Will the next MacBooks be better gaming systems?

October 13, 2008, 08:35 AM —  Macworld.com — 

Now that Apple has announced plans to hold a special notebook event on Oct. 14, I'm desperately hoping for a new crop of MacBooks that have better video capabilities than the current run does.

MacBooks have been enormously popular since their introduction, but their reliance on Intel-integrated graphics has made them almost wholly unsuitable for most of the graphically-intensive games on the market. They'll do just fine with "casual" games and with older games, but newer games either don't work at all or run so poorly that it's hardly worthwhile to even try them.

Game publishers have responded by noting that "Intel GMA graphics are not supported" in many newer games; in some cases, they're able to eke out enough frames per second on newer MacBooks equipped with the GMA X3100 chipset to make it worthwhile, but that creates a fair degree of confusion for non-technical MacBook users--do I have a supported machine or not?

This is particularly critical because the MacBook has been hugely popular with college students and other young adults, and it only makes sense that they'll want to play a few games in their leisure time.

There has been some suggestion in technical circles that Apple is going to make the move to a different motherboard design with its next generation of MacBooks, to a system that uses more sophisticated graphics hardware from Nvidia or AMD (owner of ATI). If that comes to pass, and I hope we'll find out next week, then that's an excellent thing--the more powerful graphics in MacBooks, the better.

Any new, top-tier games that come out from companies such as Blizzard, Electronic Arts, Aspyr Media, and MacSoft will demand incredibly sophisticated lighting and shading effects--effects that are well beyond the capabilities of the MacBook now. Without a dramatic overhaul to the graphics architecture of the low-end Mac laptop, these systems are going to be obsolete for anything but the most casual entertainment game titles.
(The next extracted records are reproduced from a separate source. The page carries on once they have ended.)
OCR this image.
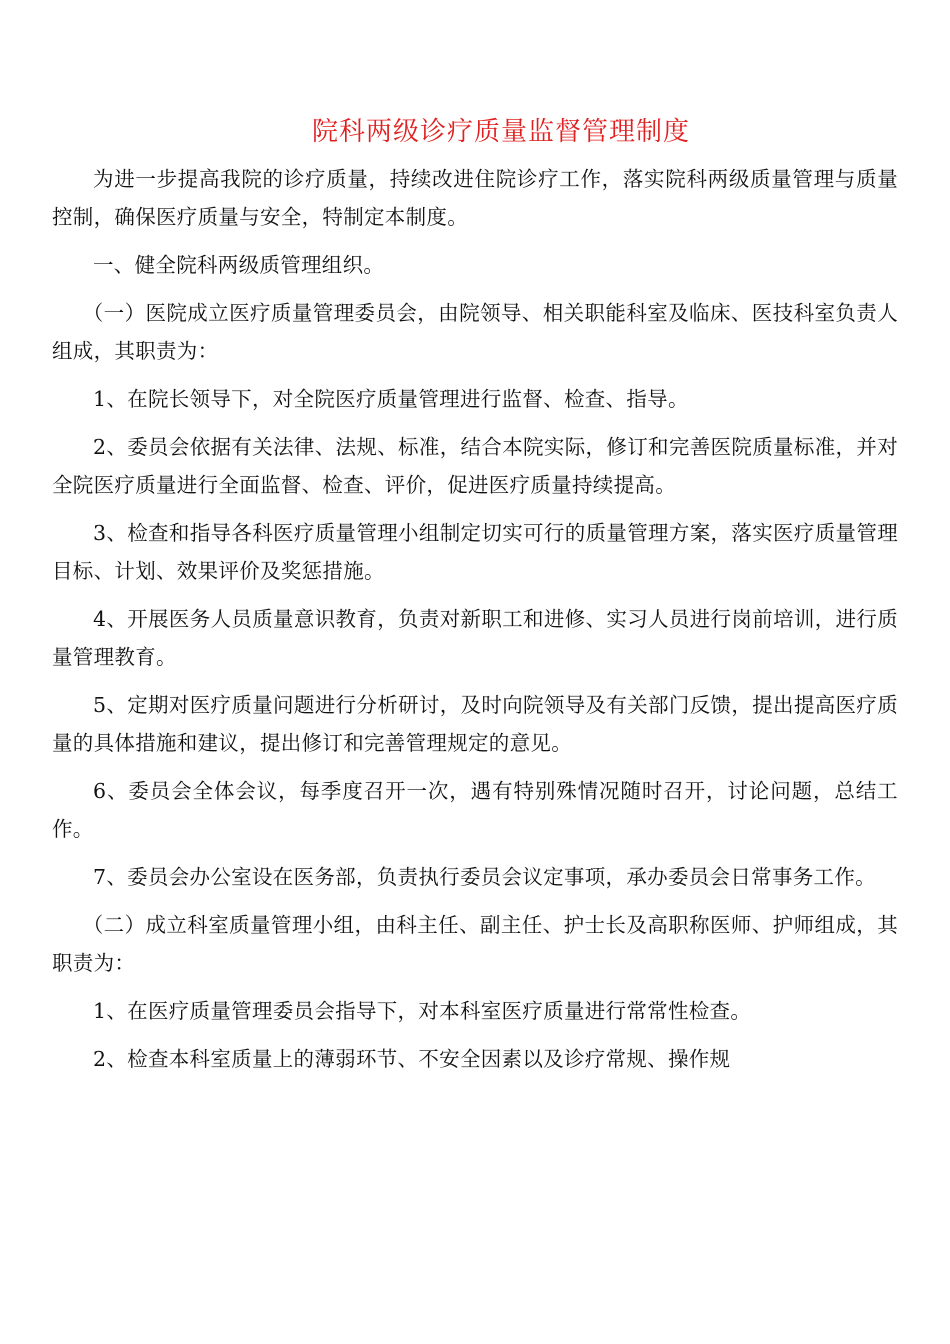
院科两级诊疗质量监督管理制度

为进一步提高我院的诊疗质量，持续改进住院诊疗工作，落实院科两级质量管理与质量控制，确保医疗质量与安全，特制定本制度。

一、健全院科两级质管理组织。

（一）医院成立医疗质量管理委员会，由院领导、相关职能科室及临床、医技科室负责人组成，其职责为：

1、在院长领导下，对全院医疗质量管理进行监督、检查、指导。

2、委员会依据有关法律、法规、标准，结合本院实际，修订和完善医院质量标准，并对全院医疗质量进行全面监督、检查、评价，促进医疗质量持续提高。

3、检查和指导各科医疗质量管理小组制定切实可行的质量管理方案，落实医疗质量管理目标、计划、效果评价及奖惩措施。

4、开展医务人员质量意识教育，负责对新职工和进修、实习人员进行岗前培训，进行质量管理教育。

5、定期对医疗质量问题进行分析研讨，及时向院领导及有关部门反馈，提出提高医疗质量的具体措施和建议，提出修订和完善管理规定的意见。

6、委员会全体会议，每季度召开一次，遇有特别殊情况随时召开，讨论问题，总结工作。

7、委员会办公室设在医务部，负责执行委员会议定事项，承办委员会日常事务工作。

（二）成立科室质量管理小组，由科主任、副主任、护士长及高职称医师、护师组成，其职责为：

1、在医疗质量管理委员会指导下，对本科室医疗质量进行常常性检查。

2、检查本科室质量上的薄弱环节、不安全因素以及诊疗常规、操作规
Think this problem is specific to games? Think again. Maybe you'll remember last summer, when Apple announced Mac OS X 10.6 "Snow Leopard." Snow Leopard is going to bolster Mac OS X to get the most out of Intel-based hardware. One of the technologies Apple will introduce is called Open Computing Language (OpenCL). And it will leverage discrete graphics hardware unlike anything we've seen before on the Mac.